Janet Maslin has been reviewing movies and books for the New York Times for several decades, and up until now she has faithfully toed the newspaper’s line on abortion.

In her 2009 review of The Snakehead by Patrick Radden Keefe, a book about Chinese immigrants smuggled into the U.S., Maslin referred to the book’s commentary on China’s one-child policy as nothing more than “propaganda-ready stories of forced abortions and sterilizations conducted there”; she noted, with derision, that these accounts became “attractive to America’s religious right.”

Recently Maslin slipped. In her review of Frog, a novel by Nobel Prize winner Mo Yan, she discussed China’s one-child policy by noting how an abortionist sought “to trap a very pregnant woman before she can give birth. A fetus in the womb is still fair game for her. But if it can manage to be born, it becomes a Chinese citizen, and she has no right to take its life anymore.”

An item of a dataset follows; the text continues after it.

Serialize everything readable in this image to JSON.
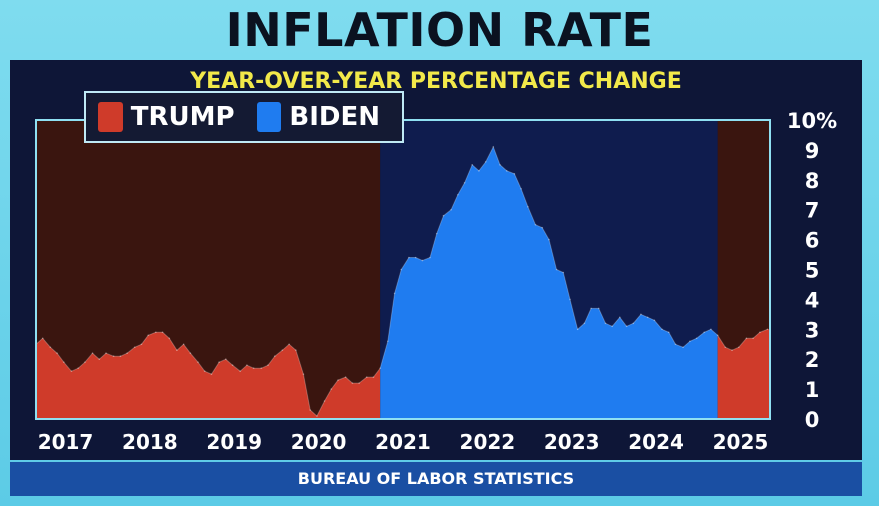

The “it,” of course, is a baby boy or girl. But let’s not be picky: Maslin’s admission that once the baby is born, the abortionist “has no right to take its life anymore” is a frank acknowledgement that life begins in the womb.

Maslin won’t lose her job over this—it was obviously a Freudian slip. No matter, it reveals, once again, that even the most ardent pro-abortion proponents are given to inadvertent bursts of honesty.